# Can-Am SXS



## phreebsd

what you guys think of this?










This is an example of EXCELLENT photoshop skills!! I can only dream of being this good.


----------



## Polaris425

haha... looks real enough for me!


----------



## 08GreenBrute

that does look good


----------



## lg07brute

looks like a razr and a renegade got busy


----------



## IBBruin

I'd bet it couldn't make it through the gravy pit.


----------



## phreebsd

nope.. the flour binders in the gravy wouldnt clean out from those tires.
It's be stuck hard. Would have to anchor off on the pork chop and winch from there.


----------



## emc

I've seen this pic several times. Somebody just wishin.


----------



## Metal Man

Looks like a chopped pic of a RAZR to me.


----------



## Guest

I was just telling my fiance' that i wish can-am would come out with a side by side with that 800 rotax motor of there's. She kinda wants me to get something along that line so she can ride with. She doesn't like ridin on the back of the brute so much and the old 425 magnum needs some engine work. Knowing can-am though that thing would cost an arm and a leg $$$! :buttkick:


----------



## phreebsd

i bet msrp gonna be 16k+


----------



## DrillersGoDeeper

Maybe this will be what I get when I return from Iraq (early 2011). Surely they'll have something like this out by then...or even better yet, Kawi will be making an even bigger one...


----------



## moonstruck

can-am will definately have the best when they come out, they have just been hiding out spectating watching what every other company did, now they will top everything.


----------



## Bootlegger

I love the ROTAX....


----------



## madppcs

You never though.. There just MIGHT be a little more truth to this pic than everyone thinks.

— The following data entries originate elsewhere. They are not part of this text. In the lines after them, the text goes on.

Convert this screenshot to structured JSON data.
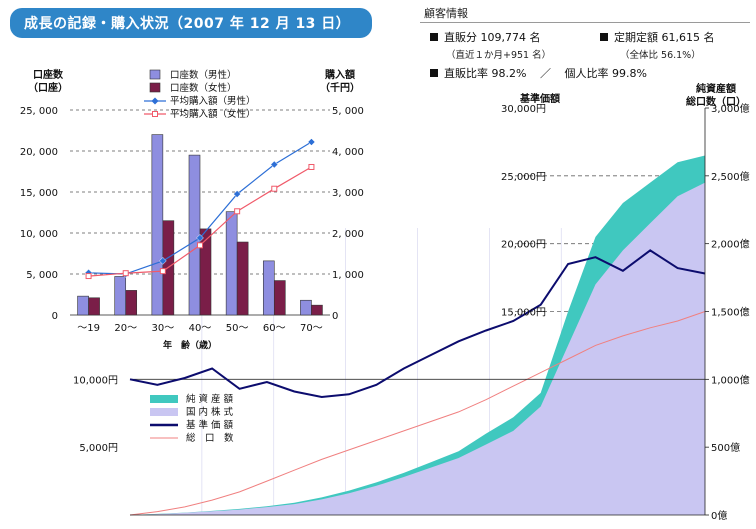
{
  "title": "成長の記録・購入状況（2007 年 12 月 13 日）",
  "customer_info": {
    "heading": "顧客情報",
    "direct_sales": "直販分 109,774 名",
    "direct_sales_sub": "（直近１か月+951 名）",
    "fixed_savings": "定期定額 61,615 名",
    "fixed_savings_sub": "（全体比 56.1%）",
    "direct_ratio": "直販比率 98.2%",
    "separator": "／",
    "individual_ratio": "個人比率 99.8%"
  },
  "colors": {
    "title_bg": "#2f86c8",
    "bar_male": "#8e8ee0",
    "bar_female": "#7a1e48",
    "line_male": "#2d6fd6",
    "line_female": "#f05a6a",
    "net_assets": "#40c8bf",
    "domestic_stocks": "#c9c6f2",
    "nav_line": "#0c0c6e",
    "accounts_line": "#f08080"
  },
  "chart_data": [
    {
      "type": "bar",
      "categories": [
        "～19",
        "20～",
        "30～",
        "40～",
        "50～",
        "60～",
        "70～"
      ],
      "xlabel": "年　齢（歳）",
      "ylabel_left": "口座数\n（口座）",
      "ylabel_right": "購入額\n（千円）",
      "ylim_left": [
        0,
        25000
      ],
      "ylim_right": [
        0,
        5000
      ],
      "yticks_left": [
        "0",
        "5, 000",
        "10, 000",
        "15, 000",
        "20, 000",
        "25, 000"
      ],
      "yticks_right": [
        "0",
        "1, 000",
        "2, 000",
        "3, 000",
        "4, 000",
        "5, 000"
      ],
      "gridlines": true,
      "legend_position": "top",
      "series": [
        {
          "name": "口座数（男性）",
          "kind": "bar",
          "axis": "left",
          "values": [
            2300,
            4700,
            22000,
            19500,
            12600,
            6600,
            1800
          ]
        },
        {
          "name": "口座数（女性）",
          "kind": "bar",
          "axis": "left",
          "values": [
            2100,
            3000,
            11500,
            10500,
            8900,
            4200,
            1200
          ]
        },
        {
          "name": "平均購入額（男性）",
          "kind": "line",
          "axis": "right",
          "values": [
            1030,
            1000,
            1320,
            1880,
            2950,
            3670,
            4220
          ]
        },
        {
          "name": "平均購入額（女性）",
          "kind": "line",
          "axis": "right",
          "values": [
            950,
            1020,
            1070,
            1700,
            2530,
            3080,
            3610
          ]
        }
      ]
    },
    {
      "type": "area",
      "ylabel_left": "基準価額",
      "ylabel_right": "純資産額\n総口数（口）",
      "ylim_left": [
        0,
        30000
      ],
      "ylim_right": [
        0,
        3000
      ],
      "yticks_left": [
        "5,000円",
        "10,000円",
        "15,000円",
        "20,000円",
        "25,000円",
        "30,000円"
      ],
      "yticks_right": [
        "0億",
        "500億",
        "1,000億",
        "1,500億",
        "2,000億",
        "2,500億",
        "3,000億"
      ],
      "reference_line": 10000,
      "legend_position": "bottom-left",
      "legend": [
        "純 資 産 額",
        "国 内 株 式",
        "基 準 価 額",
        "総　口　数"
      ],
      "series": [
        {
          "name": "純 資 産 額",
          "axis": "right",
          "values": [
            0,
            8,
            18,
            30,
            45,
            65,
            90,
            130,
            180,
            240,
            310,
            390,
            470,
            600,
            720,
            900,
            1500,
            2050,
            2300,
            2450,
            2600,
            2650
          ]
        },
        {
          "name": "国 内 株 式",
          "axis": "right",
          "values": [
            0,
            7,
            16,
            27,
            40,
            58,
            80,
            115,
            160,
            215,
            280,
            350,
            420,
            520,
            620,
            800,
            1250,
            1700,
            1950,
            2150,
            2350,
            2450
          ]
        },
        {
          "name": "基 準 価 額",
          "axis": "left",
          "values": [
            10000,
            9600,
            10100,
            10800,
            9300,
            9800,
            9100,
            8700,
            8900,
            9600,
            10800,
            11800,
            12800,
            13600,
            14300,
            15500,
            18500,
            19000,
            18000,
            19500,
            18200,
            17800
          ]
        },
        {
          "name": "総　口　数",
          "axis": "right",
          "values": [
            0,
            25,
            60,
            110,
            170,
            250,
            330,
            410,
            480,
            550,
            620,
            690,
            760,
            850,
            950,
            1050,
            1150,
            1250,
            1320,
            1380,
            1430,
            1500
          ]
        }
      ]
    }
  ]
}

I mean, after all.. Who found out that its photoshopped? I think everyone (heard) that it is..


----------



## Jack

I would definately buy one, if the price is right.


----------



## Polaris425

Jack said:


> I would definately buy one, if the price is right.


Oh you know it will be right.. haha... $18,000 right!


----------



## Jack

Polaris425 said:


> Oh you know it will be right.. haha... $18,000 right!


If it's anywhere close to that I wont have one.


----------